How Factoring Works

How Factoring Works

Any business who sells to other businesses on credit terms is able to factor its accounts.

A factoring facility allows a business to eliminate the gap between the time an invoice is raised and the time payment is received from a customer – thus converting your credit accounts into cash accounts – imagine having COD customers only!!

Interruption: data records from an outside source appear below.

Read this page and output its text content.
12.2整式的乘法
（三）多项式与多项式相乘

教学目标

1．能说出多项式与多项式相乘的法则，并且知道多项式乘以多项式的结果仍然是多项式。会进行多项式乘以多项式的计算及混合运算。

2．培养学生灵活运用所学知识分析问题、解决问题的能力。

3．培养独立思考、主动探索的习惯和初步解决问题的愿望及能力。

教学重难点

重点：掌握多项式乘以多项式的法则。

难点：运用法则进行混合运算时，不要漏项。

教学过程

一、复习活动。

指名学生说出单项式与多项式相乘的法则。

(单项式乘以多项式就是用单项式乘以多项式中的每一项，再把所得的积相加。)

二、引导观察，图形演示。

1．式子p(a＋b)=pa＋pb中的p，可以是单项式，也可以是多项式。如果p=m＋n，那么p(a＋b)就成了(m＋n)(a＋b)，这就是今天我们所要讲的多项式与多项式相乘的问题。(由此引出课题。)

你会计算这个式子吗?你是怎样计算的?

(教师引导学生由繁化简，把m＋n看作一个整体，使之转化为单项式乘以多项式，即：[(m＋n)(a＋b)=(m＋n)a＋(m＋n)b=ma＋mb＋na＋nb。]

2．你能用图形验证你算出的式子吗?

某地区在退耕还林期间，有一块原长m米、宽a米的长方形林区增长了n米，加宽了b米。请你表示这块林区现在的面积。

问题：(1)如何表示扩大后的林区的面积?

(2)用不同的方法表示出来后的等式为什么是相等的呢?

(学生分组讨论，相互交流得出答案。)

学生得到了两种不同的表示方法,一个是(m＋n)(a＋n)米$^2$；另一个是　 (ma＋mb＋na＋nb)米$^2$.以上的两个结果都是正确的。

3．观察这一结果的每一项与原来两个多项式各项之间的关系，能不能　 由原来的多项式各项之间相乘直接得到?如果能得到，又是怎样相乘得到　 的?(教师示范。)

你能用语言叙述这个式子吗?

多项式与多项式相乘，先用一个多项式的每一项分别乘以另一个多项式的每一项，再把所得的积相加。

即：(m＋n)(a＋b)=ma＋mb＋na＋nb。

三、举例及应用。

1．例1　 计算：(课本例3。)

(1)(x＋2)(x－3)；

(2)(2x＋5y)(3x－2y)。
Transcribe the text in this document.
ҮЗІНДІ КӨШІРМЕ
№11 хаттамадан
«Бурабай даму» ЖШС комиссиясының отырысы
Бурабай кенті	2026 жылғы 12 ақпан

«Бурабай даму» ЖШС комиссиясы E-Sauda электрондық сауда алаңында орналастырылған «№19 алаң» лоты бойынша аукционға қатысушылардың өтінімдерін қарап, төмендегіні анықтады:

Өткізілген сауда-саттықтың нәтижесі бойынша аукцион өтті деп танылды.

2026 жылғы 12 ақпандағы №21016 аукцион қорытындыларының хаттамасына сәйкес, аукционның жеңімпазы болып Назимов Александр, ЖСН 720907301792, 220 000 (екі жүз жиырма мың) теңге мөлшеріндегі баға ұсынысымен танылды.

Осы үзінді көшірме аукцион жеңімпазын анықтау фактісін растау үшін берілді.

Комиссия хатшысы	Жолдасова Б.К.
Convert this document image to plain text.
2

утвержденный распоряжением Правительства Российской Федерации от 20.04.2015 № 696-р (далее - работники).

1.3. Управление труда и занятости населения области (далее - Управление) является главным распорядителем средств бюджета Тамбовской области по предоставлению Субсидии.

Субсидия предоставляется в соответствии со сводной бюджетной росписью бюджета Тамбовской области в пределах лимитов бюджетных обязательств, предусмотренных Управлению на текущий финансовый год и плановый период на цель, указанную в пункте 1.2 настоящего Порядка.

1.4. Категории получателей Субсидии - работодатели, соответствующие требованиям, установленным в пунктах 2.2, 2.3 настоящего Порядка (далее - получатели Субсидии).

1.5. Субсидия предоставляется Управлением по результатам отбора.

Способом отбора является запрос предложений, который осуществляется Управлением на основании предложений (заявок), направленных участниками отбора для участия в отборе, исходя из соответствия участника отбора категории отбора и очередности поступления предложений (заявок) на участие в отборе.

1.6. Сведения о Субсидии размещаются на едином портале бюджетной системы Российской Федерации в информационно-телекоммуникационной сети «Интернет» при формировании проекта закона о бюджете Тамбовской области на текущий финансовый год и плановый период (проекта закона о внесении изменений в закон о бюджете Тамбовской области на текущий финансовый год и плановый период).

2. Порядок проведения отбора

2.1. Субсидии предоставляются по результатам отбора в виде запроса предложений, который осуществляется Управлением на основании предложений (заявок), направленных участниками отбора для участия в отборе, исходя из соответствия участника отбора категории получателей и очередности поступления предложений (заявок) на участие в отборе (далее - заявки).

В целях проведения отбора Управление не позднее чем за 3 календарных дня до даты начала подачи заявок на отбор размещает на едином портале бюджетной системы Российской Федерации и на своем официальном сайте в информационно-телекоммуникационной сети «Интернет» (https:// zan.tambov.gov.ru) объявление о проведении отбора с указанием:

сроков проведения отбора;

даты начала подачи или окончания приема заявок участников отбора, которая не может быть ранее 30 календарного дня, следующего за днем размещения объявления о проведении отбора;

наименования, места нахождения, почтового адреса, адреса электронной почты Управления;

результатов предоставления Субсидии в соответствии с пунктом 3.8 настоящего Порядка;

As a result the cash flow of the business is improved dramatically.

The Factoring Process
Step One
Your business delivers a product to or provides a service for, your customer.
Step Two
An invoice is raised by the business.
Step Three
This invoice is sent to Business Capital Financial Group together with a “proof of delivery” document, such as a delivery docket or a consignment note.
Step Four Upon receipt of your invoices they are scanned and then posted by Business Capital Financial Group to your customer.
Step Five The invoices are processed and funds are deposited electronically into your bank account within 24 hours of their receipt. (Up to 90% of invoice value.)
Step Six Business Capital Financial Group follows up the payment of the account in accordance with your terms of trade.
Step Seven
Your customers then remit payments to Business Capital Financial Group.
Step Eight The balance of the invoice (less the factoring fees) is then paid to you.

Now your business can enjoy increased sales offering credit terms … and still get paid within 24 hours.